There can be no doubt about the significant expansion of the overall powers exercised by the Head of State over the last two years, especially regarding the formation of the governments headed first by Mario Monti and then by Enrico Letta. However, such actions do not seem to display a real vulnus against the constitutional principles that determine and govern presidential powers; neither do they seem to display wide-ranging interferences that would define them as part of the trend towards increasing presidential powers (so called “deriva presidenzialista”). There is no doubt, in fact, that the risk of “extreme presidential powers” – in its real technical sense – only arises when there are “severe intrusions” of the Head of State (such as those involved in the evolution of presidential powers during the Weimar period) and when this elects himself as a “saviour” of the nation, by vesting himself with the authority to contradict the decisions taken by the legitimate political bodies (Parliament and Government). Therefore President Napolitano’s latest actions do not take the form of a formal breach of the Constitution neither do lead to the risk of an interruption of the process of representative democracy.

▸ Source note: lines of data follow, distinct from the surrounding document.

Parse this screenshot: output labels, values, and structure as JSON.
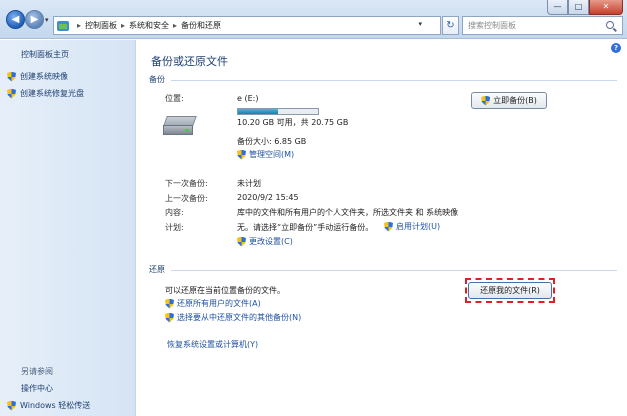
{
  "window": {
    "minimize": "—",
    "maximize": "□",
    "close": "✕"
  },
  "address": {
    "crumbs": [
      "控制面板",
      "系统和安全",
      "备份和还原"
    ],
    "separator": "▸",
    "search_placeholder": "搜索控制面板"
  },
  "left_pane": {
    "home": "控制面板主页",
    "tasks": [
      "创建系统映像",
      "创建系统修复光盘"
    ],
    "see_also": "另请参阅",
    "links": [
      "操作中心",
      "Windows 轻松传送"
    ]
  },
  "main": {
    "title": "备份或还原文件",
    "backup_section": "备份",
    "location_label": "位置:",
    "location_value": "e (E:)",
    "drive_used_fraction": 0.5,
    "free_space": "10.20 GB 可用，共 20.75 GB",
    "backup_size": "备份大小: 6.85 GB",
    "manage_space": "管理空间(M)",
    "next_label": "下一次备份:",
    "next_value": "未计划",
    "last_label": "上一次备份:",
    "last_value": "2020/9/2 15:45",
    "contents_label": "内容:",
    "contents_value": "库中的文件和所有用户的个人文件夹，所选文件夹 和 系统映像",
    "schedule_label": "计划:",
    "schedule_value": "无。请选择“立即备份”手动运行备份。",
    "enable_schedule": "启用计划(U)",
    "change_settings": "更改设置(C)",
    "backup_now": "立即备份(B)",
    "restore_section": "还原",
    "restore_desc": "可以还原在当前位置备份的文件。",
    "restore_all_users": "还原所有用户的文件(A)",
    "select_other": "选择要从中还原文件的其他备份(N)",
    "restore_my_files": "还原我的文件(R)",
    "recover_system": "恢复系统设置或计算机(Y)"
  }
}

The decisions and actions taken by President Napolitano in no way fall into this category for the simple reason that the democratic process itself requires – and sometimes “implores” (on this count, see the re-election of Napolitano) the involvement of the Head of State; and this is basically due to the situation of “vacuum” constantly present in Italy’s political and institutional scenario. Therefore, the main reason of the abnormal increasing of presidential powers is due to an essential factor that is the Head of State’s determination demonstrated by deeds and actions to alter the presidential powers as configured in the parliamentary system currently in force in Italy.